Сказал и продолжал глядеть безмятежным взглядом, будто и не говорил ничего. Федька поклонилась, понимая, что больше ничего не добьешься.
– Про польское письмо забудь, – обронил он ей в спину.
Вернувшись в приказные сени, Федька снова достала столбец, который содержал подробности Елчигинских злоключений, и задумалась. Что Елчигины – отец и мать Вешняка – попали в дурную переделку, это можно было догадаться и без пояснений дьяка. Патрикеев только то сказал нового, что надежды на справедливость мало. Если воевода в этом деле замешан. Или, что скорее всего, имея на то известные ему основания, снисходительно смотрит на корыстные шалости Шафрана. И с наскоку тут, судя по всему, ничего не возьмешь.
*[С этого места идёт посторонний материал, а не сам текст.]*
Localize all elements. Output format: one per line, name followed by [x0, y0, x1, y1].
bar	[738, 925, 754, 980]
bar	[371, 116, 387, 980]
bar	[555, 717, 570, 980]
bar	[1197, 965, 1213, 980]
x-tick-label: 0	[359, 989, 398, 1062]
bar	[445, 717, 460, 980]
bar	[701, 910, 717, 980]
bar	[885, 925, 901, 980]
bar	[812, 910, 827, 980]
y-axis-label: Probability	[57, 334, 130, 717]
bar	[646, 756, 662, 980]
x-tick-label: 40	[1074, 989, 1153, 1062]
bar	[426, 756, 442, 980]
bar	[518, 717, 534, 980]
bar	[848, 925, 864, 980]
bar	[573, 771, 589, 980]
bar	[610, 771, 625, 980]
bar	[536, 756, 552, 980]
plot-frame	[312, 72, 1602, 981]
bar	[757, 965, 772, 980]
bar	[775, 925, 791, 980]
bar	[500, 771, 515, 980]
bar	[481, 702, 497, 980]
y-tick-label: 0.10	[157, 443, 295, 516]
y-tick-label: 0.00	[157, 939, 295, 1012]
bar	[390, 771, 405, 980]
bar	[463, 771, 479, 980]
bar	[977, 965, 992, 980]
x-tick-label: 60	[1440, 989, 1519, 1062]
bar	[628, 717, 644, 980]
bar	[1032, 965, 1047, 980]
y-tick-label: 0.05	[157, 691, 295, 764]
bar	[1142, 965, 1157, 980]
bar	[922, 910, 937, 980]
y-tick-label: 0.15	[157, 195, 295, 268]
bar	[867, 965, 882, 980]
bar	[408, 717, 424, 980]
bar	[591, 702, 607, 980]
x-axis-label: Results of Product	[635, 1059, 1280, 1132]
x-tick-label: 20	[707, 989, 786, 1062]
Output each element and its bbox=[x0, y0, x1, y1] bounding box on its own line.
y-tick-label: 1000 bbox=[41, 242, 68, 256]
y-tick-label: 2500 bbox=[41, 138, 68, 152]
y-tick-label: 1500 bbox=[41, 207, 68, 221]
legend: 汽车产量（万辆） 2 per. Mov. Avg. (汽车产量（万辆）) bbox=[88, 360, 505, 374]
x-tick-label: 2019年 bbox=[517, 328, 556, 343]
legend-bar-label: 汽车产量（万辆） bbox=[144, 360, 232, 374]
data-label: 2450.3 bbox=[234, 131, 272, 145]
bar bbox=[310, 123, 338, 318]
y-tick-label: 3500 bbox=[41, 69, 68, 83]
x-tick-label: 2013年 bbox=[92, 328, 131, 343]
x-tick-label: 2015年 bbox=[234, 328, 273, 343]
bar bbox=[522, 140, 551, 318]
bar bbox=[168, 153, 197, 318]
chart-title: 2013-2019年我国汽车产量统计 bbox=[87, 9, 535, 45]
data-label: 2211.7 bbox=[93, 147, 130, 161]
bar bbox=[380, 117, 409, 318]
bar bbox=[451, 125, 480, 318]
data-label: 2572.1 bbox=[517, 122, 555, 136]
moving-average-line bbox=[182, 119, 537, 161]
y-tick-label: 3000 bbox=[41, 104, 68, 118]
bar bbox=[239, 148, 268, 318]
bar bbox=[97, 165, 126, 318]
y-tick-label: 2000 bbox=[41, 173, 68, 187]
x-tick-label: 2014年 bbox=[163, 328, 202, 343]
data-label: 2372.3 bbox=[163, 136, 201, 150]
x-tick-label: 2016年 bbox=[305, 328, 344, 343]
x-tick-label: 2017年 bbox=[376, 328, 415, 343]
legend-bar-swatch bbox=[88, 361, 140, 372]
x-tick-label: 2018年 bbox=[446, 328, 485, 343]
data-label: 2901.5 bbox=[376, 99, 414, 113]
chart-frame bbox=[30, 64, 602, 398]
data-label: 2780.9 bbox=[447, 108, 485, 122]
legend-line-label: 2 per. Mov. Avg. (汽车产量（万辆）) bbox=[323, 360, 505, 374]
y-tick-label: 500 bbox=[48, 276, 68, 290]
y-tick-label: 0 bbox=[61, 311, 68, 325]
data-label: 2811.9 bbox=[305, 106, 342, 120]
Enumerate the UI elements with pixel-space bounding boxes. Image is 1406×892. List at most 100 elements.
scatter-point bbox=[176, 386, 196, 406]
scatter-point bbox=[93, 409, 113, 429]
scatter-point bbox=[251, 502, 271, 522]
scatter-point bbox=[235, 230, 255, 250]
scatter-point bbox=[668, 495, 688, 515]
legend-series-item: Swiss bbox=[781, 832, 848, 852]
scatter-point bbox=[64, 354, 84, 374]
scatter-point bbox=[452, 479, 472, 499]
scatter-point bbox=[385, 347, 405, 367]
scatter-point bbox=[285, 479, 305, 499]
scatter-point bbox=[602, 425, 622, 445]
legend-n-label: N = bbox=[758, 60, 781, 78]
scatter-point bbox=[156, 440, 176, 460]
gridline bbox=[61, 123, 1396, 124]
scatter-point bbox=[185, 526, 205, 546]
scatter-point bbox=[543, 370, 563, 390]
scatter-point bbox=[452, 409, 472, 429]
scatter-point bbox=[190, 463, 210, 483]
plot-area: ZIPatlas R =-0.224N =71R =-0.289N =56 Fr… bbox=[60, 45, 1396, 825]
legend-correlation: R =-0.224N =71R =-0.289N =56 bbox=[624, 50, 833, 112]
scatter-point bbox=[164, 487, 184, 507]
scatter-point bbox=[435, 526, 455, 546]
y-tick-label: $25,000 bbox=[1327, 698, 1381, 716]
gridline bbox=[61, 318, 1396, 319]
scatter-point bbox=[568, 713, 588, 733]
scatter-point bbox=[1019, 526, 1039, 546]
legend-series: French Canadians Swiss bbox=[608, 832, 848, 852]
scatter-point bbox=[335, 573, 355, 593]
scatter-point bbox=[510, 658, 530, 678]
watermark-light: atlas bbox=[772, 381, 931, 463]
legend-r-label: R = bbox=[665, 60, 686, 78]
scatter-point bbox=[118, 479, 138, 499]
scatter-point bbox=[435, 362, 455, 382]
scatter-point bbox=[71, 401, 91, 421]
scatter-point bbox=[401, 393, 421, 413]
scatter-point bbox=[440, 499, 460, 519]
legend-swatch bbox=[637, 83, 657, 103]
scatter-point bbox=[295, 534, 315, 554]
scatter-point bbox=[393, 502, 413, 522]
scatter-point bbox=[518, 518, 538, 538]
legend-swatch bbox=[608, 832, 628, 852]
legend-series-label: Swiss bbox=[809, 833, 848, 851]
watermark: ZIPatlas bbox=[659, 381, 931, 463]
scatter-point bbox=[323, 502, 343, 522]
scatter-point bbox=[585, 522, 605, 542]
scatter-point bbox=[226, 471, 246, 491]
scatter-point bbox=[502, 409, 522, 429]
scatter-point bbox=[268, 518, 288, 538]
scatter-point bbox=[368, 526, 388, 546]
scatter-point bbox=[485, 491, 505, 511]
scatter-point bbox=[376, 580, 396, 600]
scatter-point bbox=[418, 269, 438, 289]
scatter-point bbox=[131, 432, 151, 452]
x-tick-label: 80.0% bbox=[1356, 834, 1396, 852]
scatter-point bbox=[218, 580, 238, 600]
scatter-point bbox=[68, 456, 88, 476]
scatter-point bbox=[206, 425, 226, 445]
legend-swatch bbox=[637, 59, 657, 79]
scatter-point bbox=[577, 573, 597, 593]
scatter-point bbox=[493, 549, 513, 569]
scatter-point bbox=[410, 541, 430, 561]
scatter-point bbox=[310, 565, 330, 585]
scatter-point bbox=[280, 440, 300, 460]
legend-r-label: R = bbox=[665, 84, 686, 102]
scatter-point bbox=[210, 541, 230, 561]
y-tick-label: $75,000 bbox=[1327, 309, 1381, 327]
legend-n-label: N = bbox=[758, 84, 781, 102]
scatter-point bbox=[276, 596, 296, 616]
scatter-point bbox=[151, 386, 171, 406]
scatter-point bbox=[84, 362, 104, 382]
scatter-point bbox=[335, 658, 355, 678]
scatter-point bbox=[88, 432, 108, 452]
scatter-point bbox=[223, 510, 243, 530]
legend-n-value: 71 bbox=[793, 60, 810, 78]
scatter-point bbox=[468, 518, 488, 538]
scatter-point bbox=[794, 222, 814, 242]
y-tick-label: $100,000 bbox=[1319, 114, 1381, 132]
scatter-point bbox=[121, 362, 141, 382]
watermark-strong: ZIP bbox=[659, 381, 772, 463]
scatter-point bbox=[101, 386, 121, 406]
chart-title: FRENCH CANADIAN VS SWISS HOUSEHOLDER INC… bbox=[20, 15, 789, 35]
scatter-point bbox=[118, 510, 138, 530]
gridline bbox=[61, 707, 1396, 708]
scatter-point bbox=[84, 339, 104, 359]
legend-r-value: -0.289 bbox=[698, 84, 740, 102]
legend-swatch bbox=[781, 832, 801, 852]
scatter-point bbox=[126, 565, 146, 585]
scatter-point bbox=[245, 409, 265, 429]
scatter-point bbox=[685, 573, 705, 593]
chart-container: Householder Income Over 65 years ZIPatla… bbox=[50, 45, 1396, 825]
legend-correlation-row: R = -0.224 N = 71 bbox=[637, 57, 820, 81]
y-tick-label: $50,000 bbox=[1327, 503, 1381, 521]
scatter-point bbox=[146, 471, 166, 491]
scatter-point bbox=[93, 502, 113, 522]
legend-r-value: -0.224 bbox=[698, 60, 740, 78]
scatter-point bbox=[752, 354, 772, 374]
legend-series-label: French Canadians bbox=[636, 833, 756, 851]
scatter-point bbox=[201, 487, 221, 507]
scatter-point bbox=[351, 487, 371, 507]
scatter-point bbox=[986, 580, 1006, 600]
Понемногу появлялись подьячие, комната полнилась разговорами, кто-то с отрыжкой зевал, потягивался, кто-то сыто икал и громко, нарочито тужась, под одобрительные смешки товарищей, пускал ветры. Горячим шепотом переговаривались с нужными людьми челобитчики. Толпились вызванные по служебной надобности казаки – то ли в посылку, то ли в караул наряженные, ждали воеводу. Испуганно гоготал гусь – большая птица шумно хлопала крыльями освежая спертый уже воздух, но гуся гнали из сеней в шею вместе с хозяином. И все голоса внезапно смолкли, не слышно стало гуся, подьячие дружно поднялись – не глядя по сторонам, прошел воевода.